Nano Steps
OK, another milestone. Something of mine will be in published in print. On a Page. In a Book. But it's barely a step above self-publishing. Still. It's one tiny bit closer to some literary street cred. Meanwhile this piece is published on HumorPress.com's website and you can find it here.
Lame Movie Review: The Americanization of Emily

I loved this movie. I loved the acting. I loved its dialogue. What a script! Many classics (this one was made in 1962) come off today as too melodramatic, requiring the viewer to wear ancient-colored glasses to appreciate the acting methods of way back when. This movie doesn’t ask you to do that. And that is why I am now a self-proclaimed fan of Paddy Chayevsky. I want to run out and see everything he’s credited with writing. Unfortunately only a handful of movies are available on DVD. Coincidentally, I watched another Chayevsky-written movie just prior to this one: Marty. Another faboo movie. Chayevsky is also known for Network, and Hospital. He won Oscars for Network, Hospital, and Marty, but The Americanization of Emily was his favorite, and the favorite of director Arthur Hiller, and actors James Garner, James Coburn and Julie Andrews.
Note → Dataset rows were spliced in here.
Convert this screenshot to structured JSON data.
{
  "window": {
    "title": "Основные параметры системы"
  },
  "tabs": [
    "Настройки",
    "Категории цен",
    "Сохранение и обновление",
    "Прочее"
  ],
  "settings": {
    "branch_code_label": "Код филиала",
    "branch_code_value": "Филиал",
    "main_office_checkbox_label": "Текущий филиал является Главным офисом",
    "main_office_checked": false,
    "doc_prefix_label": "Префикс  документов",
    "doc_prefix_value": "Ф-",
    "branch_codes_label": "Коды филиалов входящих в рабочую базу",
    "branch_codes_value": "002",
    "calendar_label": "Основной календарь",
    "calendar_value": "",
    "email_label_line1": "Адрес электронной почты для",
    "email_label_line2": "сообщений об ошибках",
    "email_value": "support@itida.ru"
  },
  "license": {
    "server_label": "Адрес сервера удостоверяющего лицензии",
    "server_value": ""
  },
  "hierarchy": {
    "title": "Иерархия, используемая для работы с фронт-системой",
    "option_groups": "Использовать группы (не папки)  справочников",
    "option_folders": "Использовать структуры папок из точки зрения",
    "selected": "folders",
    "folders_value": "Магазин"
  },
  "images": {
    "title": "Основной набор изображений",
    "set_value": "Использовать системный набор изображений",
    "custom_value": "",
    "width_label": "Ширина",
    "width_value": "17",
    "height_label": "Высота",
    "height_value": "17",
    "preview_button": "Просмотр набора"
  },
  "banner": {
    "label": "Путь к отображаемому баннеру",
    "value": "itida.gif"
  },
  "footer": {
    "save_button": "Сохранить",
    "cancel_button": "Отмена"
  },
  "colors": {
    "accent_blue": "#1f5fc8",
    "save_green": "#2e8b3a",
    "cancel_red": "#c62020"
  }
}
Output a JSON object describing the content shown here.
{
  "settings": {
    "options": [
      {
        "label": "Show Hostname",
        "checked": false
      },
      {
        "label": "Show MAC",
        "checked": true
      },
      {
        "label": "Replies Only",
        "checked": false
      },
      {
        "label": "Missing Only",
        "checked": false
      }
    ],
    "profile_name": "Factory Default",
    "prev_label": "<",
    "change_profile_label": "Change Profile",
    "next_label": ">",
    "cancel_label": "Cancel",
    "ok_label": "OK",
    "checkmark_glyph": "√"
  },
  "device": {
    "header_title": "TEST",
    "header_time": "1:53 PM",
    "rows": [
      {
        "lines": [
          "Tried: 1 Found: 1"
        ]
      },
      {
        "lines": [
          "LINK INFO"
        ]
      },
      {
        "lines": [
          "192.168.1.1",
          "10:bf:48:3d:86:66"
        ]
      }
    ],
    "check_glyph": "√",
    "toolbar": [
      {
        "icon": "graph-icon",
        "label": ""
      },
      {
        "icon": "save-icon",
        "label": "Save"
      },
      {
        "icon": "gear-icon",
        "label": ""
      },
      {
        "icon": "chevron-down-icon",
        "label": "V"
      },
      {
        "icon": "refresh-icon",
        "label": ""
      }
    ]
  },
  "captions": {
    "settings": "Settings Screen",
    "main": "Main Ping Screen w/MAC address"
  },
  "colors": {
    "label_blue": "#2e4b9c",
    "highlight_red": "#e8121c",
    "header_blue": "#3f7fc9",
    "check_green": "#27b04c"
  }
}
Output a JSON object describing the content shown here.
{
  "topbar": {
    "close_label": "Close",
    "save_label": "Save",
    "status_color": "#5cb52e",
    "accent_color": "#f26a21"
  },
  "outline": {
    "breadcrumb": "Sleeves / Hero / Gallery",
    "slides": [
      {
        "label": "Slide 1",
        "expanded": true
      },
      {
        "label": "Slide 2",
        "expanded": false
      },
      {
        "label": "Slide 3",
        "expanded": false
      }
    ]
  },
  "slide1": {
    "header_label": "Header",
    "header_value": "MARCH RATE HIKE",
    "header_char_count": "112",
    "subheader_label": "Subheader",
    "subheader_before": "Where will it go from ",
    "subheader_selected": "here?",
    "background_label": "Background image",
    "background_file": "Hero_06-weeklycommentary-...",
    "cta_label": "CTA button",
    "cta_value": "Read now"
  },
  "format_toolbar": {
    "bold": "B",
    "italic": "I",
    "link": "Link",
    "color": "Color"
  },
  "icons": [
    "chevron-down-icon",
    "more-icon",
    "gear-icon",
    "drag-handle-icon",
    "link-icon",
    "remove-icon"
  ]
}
Perhaps if he’d kept the title of this movie to one word, he would have had a fourth Oscar in his curio cabinet. And for some reason, James Garner sounds just like Tommy Lee Jones. Has he always sounded like Tommy Lee Jones? Am I only just now noticing this?
Yes, this movie makes a political statement about war. A statement that given the opportunity would also be twisted into an erroneous one once the extremists’ panties have gotten up in a bundle. To quote director, Arthur Hiller, this is not an antiwar movie, it is “an anti-glorification of war” movie. It says that yes, sometimes war is necessary, but don’t glorify it. Hiller says in the director’s commentary, “don’t make it seem so wonderful, that the future will want to have more wars to have more wonderful times.” This is not an anti-war movie, as much as the extremists from both sides of the political spectrum would like it to be. It is a movie that asks you to take a step back, a deep breath and look at how we get caught up by all the advertising and PR.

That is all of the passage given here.